MRO Magazine

Filtration products firm gets Top Workplace recognition and lists five ways to succeed

Goodlettsville, TN – Des Case Corporation, a manufacturer of specialty filtration products that improve process equipment reliability and extend lubricant life, has been named a Tennessean Top Workplace in an annual competition that identifies companies with the most desirable workplaces.

A national program orchestrated by 30 regional daily newspapers across the United States and employee survey firm Workplace Dynamics, the competition surveys the employees of all participating companies with more than 35 regional employees and grades their company based on workforce attributes that include leadership, communications, career opportunities, working environment, managerial skills, pay and benefits and profiles the company’s organizational health. Des-Case ranked 20th in the small company category in Middle Tennessee.

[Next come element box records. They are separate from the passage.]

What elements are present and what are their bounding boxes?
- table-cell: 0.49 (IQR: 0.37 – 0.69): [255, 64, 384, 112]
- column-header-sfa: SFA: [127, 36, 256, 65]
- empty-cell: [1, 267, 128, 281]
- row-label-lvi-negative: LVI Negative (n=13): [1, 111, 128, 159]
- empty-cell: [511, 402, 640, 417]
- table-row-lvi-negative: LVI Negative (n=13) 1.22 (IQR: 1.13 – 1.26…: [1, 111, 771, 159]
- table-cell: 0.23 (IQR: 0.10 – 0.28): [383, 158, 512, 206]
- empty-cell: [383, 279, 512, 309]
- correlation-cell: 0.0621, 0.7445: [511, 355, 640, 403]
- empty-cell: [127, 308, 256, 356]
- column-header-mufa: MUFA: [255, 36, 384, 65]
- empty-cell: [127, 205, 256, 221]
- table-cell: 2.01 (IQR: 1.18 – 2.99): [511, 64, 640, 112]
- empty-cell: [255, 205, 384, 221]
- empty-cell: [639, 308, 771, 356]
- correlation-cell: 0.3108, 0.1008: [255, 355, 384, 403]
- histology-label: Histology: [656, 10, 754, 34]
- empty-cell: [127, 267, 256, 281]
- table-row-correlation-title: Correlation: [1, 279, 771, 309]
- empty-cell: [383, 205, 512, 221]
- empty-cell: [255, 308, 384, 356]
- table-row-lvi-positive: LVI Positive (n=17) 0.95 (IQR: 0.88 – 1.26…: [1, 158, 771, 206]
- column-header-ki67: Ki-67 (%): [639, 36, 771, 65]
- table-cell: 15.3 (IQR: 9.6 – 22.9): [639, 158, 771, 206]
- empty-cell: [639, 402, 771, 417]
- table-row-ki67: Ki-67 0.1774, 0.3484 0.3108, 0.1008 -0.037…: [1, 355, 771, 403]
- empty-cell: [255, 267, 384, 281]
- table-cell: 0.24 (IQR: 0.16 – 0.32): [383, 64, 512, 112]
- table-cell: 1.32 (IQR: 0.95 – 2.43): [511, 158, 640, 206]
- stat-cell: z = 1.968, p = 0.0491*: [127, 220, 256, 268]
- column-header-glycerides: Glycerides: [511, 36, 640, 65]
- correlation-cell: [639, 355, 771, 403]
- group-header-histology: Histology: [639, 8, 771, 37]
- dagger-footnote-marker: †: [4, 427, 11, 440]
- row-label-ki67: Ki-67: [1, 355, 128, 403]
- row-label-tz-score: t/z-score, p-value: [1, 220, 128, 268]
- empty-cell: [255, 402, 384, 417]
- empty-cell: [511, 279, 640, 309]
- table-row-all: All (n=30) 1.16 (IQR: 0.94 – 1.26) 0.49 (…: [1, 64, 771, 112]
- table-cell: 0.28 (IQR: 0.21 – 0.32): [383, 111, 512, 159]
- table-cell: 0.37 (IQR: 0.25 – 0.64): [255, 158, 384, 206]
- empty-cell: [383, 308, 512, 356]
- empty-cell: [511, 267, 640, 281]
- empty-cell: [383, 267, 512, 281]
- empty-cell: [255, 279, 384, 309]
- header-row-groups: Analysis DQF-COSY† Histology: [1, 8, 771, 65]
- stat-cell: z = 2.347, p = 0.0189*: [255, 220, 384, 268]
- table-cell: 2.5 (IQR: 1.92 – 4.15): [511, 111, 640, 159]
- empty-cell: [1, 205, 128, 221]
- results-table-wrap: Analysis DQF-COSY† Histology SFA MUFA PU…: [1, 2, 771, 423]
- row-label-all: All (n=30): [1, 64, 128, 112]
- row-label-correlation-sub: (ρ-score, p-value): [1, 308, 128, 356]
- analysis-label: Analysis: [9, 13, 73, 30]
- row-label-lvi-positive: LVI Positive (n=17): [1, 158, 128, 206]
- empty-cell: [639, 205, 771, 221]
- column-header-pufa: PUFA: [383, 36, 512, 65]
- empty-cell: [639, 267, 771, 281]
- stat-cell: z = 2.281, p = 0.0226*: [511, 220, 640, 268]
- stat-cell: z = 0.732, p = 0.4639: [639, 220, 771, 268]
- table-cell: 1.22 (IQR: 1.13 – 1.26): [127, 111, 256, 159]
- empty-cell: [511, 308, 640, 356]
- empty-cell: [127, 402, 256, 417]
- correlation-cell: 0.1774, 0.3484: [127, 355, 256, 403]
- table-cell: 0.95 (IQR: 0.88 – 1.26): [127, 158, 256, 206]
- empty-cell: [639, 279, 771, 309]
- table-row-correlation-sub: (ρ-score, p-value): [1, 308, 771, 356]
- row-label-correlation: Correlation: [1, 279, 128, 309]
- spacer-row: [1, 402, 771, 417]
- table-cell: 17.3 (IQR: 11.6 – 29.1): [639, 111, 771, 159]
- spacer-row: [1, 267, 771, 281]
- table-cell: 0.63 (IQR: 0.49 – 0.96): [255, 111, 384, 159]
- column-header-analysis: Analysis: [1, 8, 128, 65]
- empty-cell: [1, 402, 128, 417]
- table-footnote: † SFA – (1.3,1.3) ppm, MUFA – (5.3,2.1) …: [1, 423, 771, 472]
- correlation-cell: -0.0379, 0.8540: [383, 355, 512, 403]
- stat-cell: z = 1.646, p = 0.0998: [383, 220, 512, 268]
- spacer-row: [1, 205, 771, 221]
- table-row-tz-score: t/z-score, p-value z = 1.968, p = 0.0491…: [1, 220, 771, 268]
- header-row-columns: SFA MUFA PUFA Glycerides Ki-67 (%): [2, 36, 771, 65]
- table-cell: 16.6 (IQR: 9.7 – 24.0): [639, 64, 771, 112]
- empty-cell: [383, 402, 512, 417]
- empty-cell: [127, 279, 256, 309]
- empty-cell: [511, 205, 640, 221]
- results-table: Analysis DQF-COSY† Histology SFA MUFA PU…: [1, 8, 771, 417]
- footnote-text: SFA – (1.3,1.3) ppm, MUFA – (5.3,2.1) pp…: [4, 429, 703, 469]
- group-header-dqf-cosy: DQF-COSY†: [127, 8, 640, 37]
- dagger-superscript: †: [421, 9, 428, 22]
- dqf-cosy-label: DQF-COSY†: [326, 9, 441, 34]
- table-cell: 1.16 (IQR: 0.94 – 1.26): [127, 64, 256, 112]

“This is a very satisfying honour that speaks equally of the strength of both our workplace and workforce,” said Brian Gleason, president and CEO of Des-Case. “When employees enjoy where they work and feel they have the freedom to accomplish great things, not only do you retain them longer, but employees produce better products and deliver support services that truly make a difference in customer retention. We believe our focus on these attributes is just as critical to our success as what we spend in technology and R&D. It’s a key reason why we’ve continued to grow.”

As a result of the recognition from the competition, Gleason developed a list of five ways to build a workplace where employees love to work


1) Show them the vision and give them the freedom to help attain it. Help employees see the end goal so the day-to-day efforts make sense. Then stand back so they can take detailed steps to help get you there.

2) Be open and transparent. If you’re not open with employees, how can they perform? People can’t read minds. Give them all the information you can so they better understand the entire picture.

3) Help employees see their impact. Knowing they can actively affect the company’s bottom line will always spur employees towards achieving big hairy audacious goals. Set clear metrics and hold everyone accountable to reaching them.

4) Train them up. When employees know what to do and how to do it, they’ll become valuable parts of the team. Leave them guessing about the broad steps to take and only a few will perform as well as they can … or as much as you would hope.

5) Be human. Employees want to work and win for a boss who treats them like family. Yes, families can sometimes be demanding, but people respond better when a human heart is involved.